Dozens of wind farms could be rebuilt with turbines twice the height of existing ones under plans to keep sites operating for at least another 20 years.
More than 750 turbines at 60 sites are coming to the end of their operational lives, with less than five years remaining of the 20-year period for which they have planning permission. They could be dismantled and the landscape restored, but the wind industry is lobbying to be allowed to replace them with much more powerful turbines.
The existing turbines are mostly 50m to 60m tall. The new ones would be up to 120m and produce up to eight times more power.
The taller turbines would increase the total capacity of the 60 sites from 440 megawatts to 1,300 megawatts and produce enough power for 800,000 homes, according to a report by the Energy and Climate Intelligence Unit (ECIU), a think tank that supports renewable energy. Wind farms could be rebuilt with fewer turbines, it said, as with the first commercial one in the UK at Delabole in Cornwall, where the ten turbines installed in 1991 have been replaced by four nearly twice as tall.

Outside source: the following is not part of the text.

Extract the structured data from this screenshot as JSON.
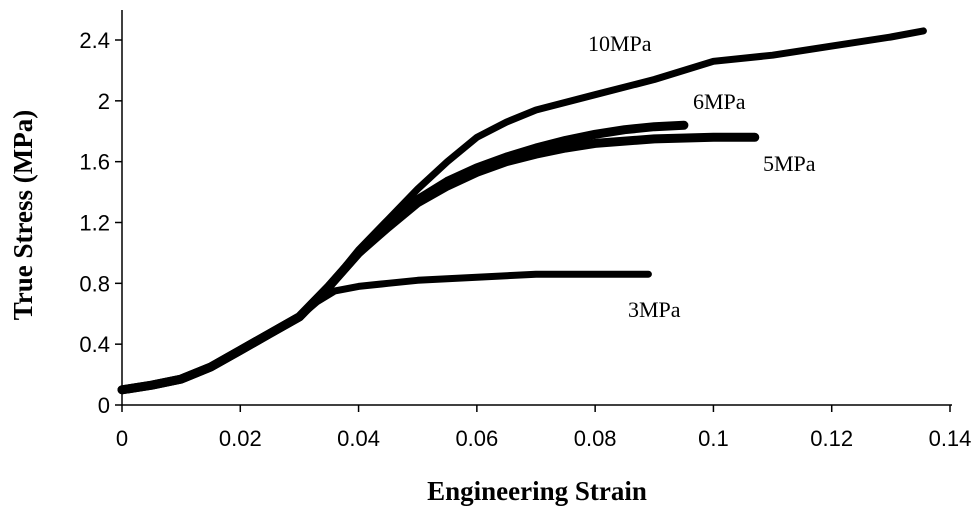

Critics say that the visual blight from taller turbines is worse even if there are fewer of them.
John Constable, director of the Renewable Energy Foundation, which opposes wind farms, said that rebuilding dozens of wind farms with taller turbines would result in “greatly increased landscape and visual impact and in most cases significantly worse noise”. He added: “This is a complete non-starter. The surest way of saving the consumer money is to let these dogs die a natural death.”